Je le jure : justesse et justice

D’Anatomie d’une chute à Juré numéro n°2 en passant par Le procès Goldman, le cinéma, notamment français, n’est pas en reste ces dernières années pour traiter le thème du procès.  Face aux théâtres grandiloquents des cours, et aux méandres au mieux secrets au pire inintelligibles des décisions de justice, les caméras des réalisateurs·trices tentent le grand écart pour nous livrer des vérités sur nos systèmes judiciaires – et nos failles humaines. Avec Je le jure, Samuel Theis (réalisateur de Party girl et Petite Nature, acteur croisé dans le rôle du mari dans Anatomie d’une chute), tente le pas de côté qui nous fait tomber à la renverse pendant près de deux heures. Dans l’intimité d’un juré en appel, on juge ici la justesse de la peine, et non la culpabilité de l’homme dans le box. Paradoxalement, des accusations d’agressions sexuelles ont pris à partie le réalisateur du film, ce qui a conduit à la mise en place d’une procédure spécifique de tournage. Je le jure est ainsi le premier film achevé dans ce type de configuration, ce qui en fait pour le moins une curiosité, sinon une réussite.  

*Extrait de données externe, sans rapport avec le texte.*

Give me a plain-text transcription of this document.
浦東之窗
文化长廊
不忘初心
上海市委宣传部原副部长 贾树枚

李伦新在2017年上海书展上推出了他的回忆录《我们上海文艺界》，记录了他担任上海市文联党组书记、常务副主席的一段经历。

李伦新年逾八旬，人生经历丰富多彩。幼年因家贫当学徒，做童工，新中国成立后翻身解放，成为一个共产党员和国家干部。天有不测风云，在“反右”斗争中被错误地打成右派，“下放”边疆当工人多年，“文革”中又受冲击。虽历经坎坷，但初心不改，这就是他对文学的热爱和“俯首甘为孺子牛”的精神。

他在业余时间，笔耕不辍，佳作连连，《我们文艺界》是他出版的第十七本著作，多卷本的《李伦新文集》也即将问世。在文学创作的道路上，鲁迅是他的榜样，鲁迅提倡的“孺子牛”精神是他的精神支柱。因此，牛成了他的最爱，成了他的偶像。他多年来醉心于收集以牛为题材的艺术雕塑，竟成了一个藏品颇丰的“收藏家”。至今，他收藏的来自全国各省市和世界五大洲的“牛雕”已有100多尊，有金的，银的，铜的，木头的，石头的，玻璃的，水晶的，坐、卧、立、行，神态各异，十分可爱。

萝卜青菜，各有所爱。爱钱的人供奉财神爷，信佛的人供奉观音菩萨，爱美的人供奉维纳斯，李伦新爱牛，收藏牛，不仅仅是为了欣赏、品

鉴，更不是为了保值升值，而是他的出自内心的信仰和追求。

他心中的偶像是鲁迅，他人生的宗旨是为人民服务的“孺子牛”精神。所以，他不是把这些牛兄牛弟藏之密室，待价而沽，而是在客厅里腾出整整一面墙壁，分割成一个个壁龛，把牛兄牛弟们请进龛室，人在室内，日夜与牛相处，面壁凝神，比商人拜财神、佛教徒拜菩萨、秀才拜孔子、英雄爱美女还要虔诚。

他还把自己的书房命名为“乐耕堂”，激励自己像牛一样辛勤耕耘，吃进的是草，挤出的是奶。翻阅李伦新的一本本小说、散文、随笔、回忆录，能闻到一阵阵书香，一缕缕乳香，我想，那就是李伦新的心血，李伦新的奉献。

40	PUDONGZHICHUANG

Dans une Lorraine désindustrialisée (décidément décor de beaucoup de films sociaux récents, comme Jouer avec le feu ou Leurs enfants après eux), Fabio, quarante ans, semble bel et bien paumé. Entre partie de chasse et bédo, il travaille sur des chantiers le jour et vit une relation cachée avec Marie, vingt ans son aînée, la nuit. Un matin, il reçoit une convocation pour être juré d’assises. Plongé dans un monde où il ne connaît aucun code, Fabio va devoir juger en appel un jeune pyromane condamné à 12 ans pour homicide involontaire.

Avec Je le jure et comme rarement, le spectateur est interpellé dans sa chair par les désaccords des neuf jurés, écho cathartique de nos propres questionnements et sentiments.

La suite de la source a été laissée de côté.